1. The Opener vs. Miami Dolphins
The Browns are 1-13 in their regular season opening games the past 14 years. The game against the Dolphins Sept. 8 marks the 14th time in 15 years that the Browns are opening their season at home.
Nothing would signal a change of direction in Cleveland quite like winning that home opener.
Both of these teams are shooting to be up-and-comers this season. They both have second-year first-round quarterbacks at the helm, and both are looking to make headway in divisions that boast perennial contenders.
This Browns team's mindset should be nothing short of aiming for playoff contention, and that starts with winning their home opener against a conference foe and securing that tiebreaker.
This will be extra difficult without No. 1 wide receiver Josh Gordon, who has been suspended for the first two games of the season. Nevertheless, the Browns need to treat this game as a must-win.
2. Week 4 vs. Cincinnati Bengals
Without Josh Gordon against the Ravens in Baltimore Week 2, the Browns will have a hard time with their first divisional game. And that's exactly what makes their second divisional game, against Cincinnati at home in Week 4, so important.
The Browns were able to split their games against Cincinnati last year. They need to establish divisional contention in this game and come on strong after a couple tough weeks on the road.
If they are able to take this first one from the Bengals, the Browns will gain needed confidence and steam heading into a short week and start off a three-game home stretch on the right foot.
3. Week 5 Against Buffalo Bills
The very next game takes place on Thursday night in prime time against the Buffalo Bills. This game will be the focus of the NFL and the butt of not a few jokes, as both of these franchises have struggled mightily over the past decade plus.
No excuse will be good enough for this young, talented Browns team to come up short against the Buffalo Bills on their home turf in prime time. The good teams win the spotlight games at home, and the Browns need to step up and do that if they are truly aiming to contend in 2013, or at least prove that they are poised to contend going forward.
4. Week 11 at Cincinnati Bengals
If the Browns can win in the division at home, their next step is to prove they can win in the division on the road.
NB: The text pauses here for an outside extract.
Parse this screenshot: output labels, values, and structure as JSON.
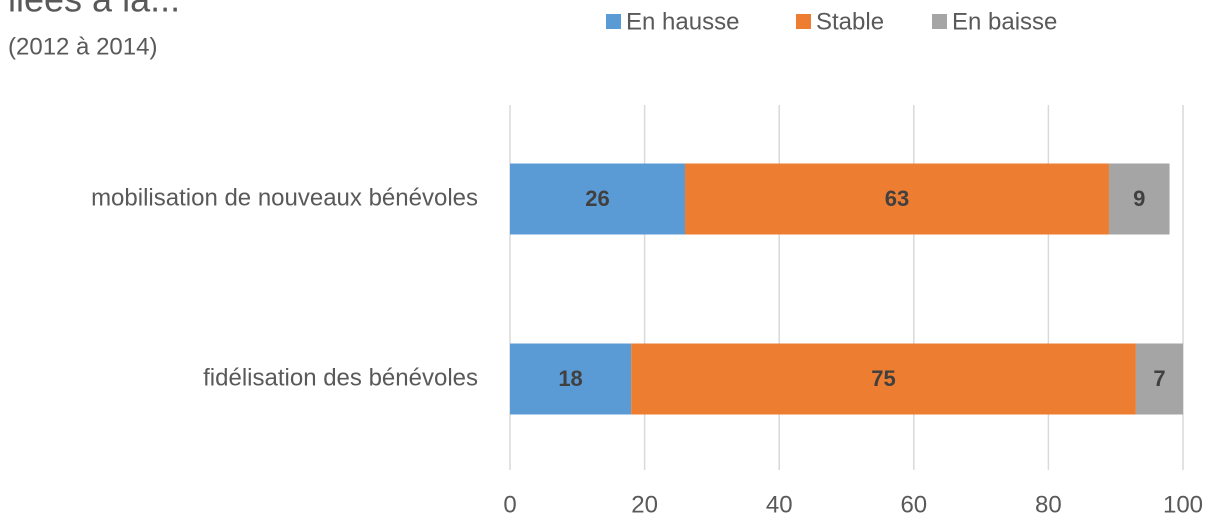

Their first best chance at doing that is when they travel to Paul Brown Stadium on Nov. 17 following their bye week.
Winning this game, if the Browns pull off Week 4 as well, would constitute a sweep of Cincinnati, a team that has gone to the playoffs the past two years. This would do wonders for the morale of the team and the perception of the Cleveland Browns around the league looking ahead.
It will be hard fought, as the Bengals are no joke. But the AFC North games are fierce, and the viciousness of these rivalries resides in the marrow of their bones.
This is a huge statement game for the Browns. It is a tangible opportunity, and that opportunity must be seized for this franchise to move forward.
Contention begins in the division, and if the Browns want to ever begin being taken seriously, this is the time to charge ahead in 2013.
5. Week 17 at Pittsburgh Steelers
If the Browns are truly hovering around .500 in 2013, the last game of the season versus the much-hated Steelers at ketchup field will have some serious importance.
It could be the difference between an even season or another losing season. It could be the difference between an even season and a shot at the Wild Card, depending on the breaks in the conference.
It will certainly be the difference in boasting rights over a team Browns fans loathe like no other. To beat Pittsburgh, as the Browns did at home last year, would be nice.
To defeat the Steelers on their home turf to cap off a season that would have seen more success than Browns fans have enjoyed since 2007 would be a dynamite statement that Cleveland may have finally turned a corner.
Only time will tell, of course, but it's hard to imagine a better way to look forward to a new year and perhaps a new era for this downtrodden franchise than watching the Browns hand Pittsburgh a demoralizing loss at home on Dec. 29.